The last drop of poison is once again redesigned controls. If you haven’t played the previous Fight Night, let’s explain. The authors have been experimenting with a controller for several games in a row now. At first, all the attacks were on buttons, then, considering that the feeling of powerful attacks could not be conveyed this way, the developers came up with a cunning move. They made us spin most of the shots with sticks. By rotating the handles, you could really feel how you raise the boxer’s hand, how you release the blow and slam your fist. But you had to pay for the sensual connection with your polygonal protégé with long hours of training – to start boxing technically, you had to spend a lot of time, plus the fight process itself turned out to be slightly slow, with a touch of slow-mo.

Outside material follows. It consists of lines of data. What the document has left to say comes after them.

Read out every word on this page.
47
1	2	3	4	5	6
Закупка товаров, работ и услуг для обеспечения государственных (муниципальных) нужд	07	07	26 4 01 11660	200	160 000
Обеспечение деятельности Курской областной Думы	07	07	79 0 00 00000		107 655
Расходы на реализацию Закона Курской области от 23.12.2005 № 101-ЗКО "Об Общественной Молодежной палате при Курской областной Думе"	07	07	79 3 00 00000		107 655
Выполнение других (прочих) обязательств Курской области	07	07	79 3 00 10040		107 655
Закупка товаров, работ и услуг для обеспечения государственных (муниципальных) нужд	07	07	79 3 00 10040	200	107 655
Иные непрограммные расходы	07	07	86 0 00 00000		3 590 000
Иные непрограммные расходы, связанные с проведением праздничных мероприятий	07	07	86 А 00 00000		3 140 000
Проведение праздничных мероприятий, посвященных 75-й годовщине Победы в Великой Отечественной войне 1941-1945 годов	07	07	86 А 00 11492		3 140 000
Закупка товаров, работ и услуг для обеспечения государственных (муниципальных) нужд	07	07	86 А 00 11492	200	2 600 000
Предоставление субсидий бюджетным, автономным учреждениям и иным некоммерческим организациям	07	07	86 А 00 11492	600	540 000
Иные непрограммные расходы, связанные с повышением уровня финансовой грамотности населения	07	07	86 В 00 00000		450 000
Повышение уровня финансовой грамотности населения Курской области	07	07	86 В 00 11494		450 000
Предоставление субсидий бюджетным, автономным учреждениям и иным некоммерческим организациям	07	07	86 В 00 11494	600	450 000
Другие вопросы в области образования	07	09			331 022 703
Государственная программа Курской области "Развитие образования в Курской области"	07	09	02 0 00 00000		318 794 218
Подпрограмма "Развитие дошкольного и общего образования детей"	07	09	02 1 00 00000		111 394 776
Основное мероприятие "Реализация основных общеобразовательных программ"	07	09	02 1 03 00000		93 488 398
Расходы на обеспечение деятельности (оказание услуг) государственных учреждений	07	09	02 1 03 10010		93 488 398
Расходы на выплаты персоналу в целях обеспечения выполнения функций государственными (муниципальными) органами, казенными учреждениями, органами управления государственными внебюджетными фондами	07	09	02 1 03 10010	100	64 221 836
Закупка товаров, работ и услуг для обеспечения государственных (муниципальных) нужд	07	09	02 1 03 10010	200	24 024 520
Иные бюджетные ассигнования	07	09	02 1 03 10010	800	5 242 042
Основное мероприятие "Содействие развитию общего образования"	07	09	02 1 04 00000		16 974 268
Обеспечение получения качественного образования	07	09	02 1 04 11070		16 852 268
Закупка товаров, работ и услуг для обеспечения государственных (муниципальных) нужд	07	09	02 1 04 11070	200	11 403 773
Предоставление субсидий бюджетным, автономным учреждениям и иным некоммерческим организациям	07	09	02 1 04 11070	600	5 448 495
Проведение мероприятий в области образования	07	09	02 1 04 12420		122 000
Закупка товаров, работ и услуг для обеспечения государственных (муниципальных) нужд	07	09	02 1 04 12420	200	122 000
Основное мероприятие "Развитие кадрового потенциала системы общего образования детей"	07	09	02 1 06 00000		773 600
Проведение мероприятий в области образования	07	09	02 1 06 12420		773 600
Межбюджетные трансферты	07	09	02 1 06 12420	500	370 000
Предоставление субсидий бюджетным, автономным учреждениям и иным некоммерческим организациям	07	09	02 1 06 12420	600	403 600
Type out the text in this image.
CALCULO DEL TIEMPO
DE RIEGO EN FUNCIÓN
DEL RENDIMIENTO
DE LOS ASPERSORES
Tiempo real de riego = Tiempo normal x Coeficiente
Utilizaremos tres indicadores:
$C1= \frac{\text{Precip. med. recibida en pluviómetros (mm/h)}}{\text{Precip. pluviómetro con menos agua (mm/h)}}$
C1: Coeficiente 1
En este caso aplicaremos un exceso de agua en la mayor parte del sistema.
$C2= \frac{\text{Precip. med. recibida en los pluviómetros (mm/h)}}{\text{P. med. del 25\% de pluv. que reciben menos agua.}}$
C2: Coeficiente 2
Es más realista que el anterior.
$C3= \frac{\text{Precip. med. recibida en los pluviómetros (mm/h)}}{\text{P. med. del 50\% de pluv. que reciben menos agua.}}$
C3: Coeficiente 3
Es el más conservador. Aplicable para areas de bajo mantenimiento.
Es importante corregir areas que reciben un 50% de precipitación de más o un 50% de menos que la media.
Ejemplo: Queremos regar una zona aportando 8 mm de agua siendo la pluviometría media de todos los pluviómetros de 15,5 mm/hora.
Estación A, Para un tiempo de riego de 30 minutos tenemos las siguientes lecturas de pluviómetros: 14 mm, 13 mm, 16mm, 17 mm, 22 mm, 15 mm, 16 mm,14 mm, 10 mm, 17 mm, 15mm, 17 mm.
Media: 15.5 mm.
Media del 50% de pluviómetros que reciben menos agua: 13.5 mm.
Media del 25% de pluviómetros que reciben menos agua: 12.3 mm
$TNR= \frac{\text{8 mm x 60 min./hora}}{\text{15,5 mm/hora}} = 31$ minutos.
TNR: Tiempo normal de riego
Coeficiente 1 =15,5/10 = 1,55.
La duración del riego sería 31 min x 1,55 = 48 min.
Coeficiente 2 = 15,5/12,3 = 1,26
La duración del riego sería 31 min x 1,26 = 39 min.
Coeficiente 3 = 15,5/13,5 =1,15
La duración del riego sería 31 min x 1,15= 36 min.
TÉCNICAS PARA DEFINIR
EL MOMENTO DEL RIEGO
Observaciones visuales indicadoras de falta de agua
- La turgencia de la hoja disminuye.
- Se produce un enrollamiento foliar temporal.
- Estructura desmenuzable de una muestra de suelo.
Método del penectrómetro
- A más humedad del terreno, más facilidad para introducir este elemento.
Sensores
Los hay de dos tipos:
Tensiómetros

Fight Night Champion brings controls back to basics. Now one hit is one button, or tilting the right stick to the side. A separate button is responsible for the block, a separate one for the power modifier of punches, and another one for working on the body (the boxer crouches and delivers the same blows, but lower). As a result, we completely lost the feeling of swinging, but the game became faster and more technical. If you don’t give in to the temptation to win a fight by mindlessly pressing all the buttons at once, then a huge scope for creativity opens up. The main thing is that now it is possible to react very quickly to pressure from any side. The enemy barely begins to probe you with jabs to the left, and you are already extinguishing his activity with a cross. They are trying to get you with an uppercut, and you are already in the clinch – hugging your opponent’s sweaty body with a grin.
In online mode and in Legacy Mode, you can find a whole bunch of other cosmetic changes, tweaks and improvements, which, coupled with the new control system, have greatly changed the game. But one thing has remained unchanged – Fight Night is still the best boxing simulator in this part of the Galaxy. Moreover, now this simulator can be called a folk simulator with a clear conscience.
Replay value — Yes
Cool story — Yes
Originality — No
Easy to learn — Yes
Gameplay: 9
Graphics: 9
Sound and music: 8
Interface and control: 8
We waited? The first attempt of boxing simulators to get closer to those who are not interested in boxing in principle. The best part is that the deflection is counted!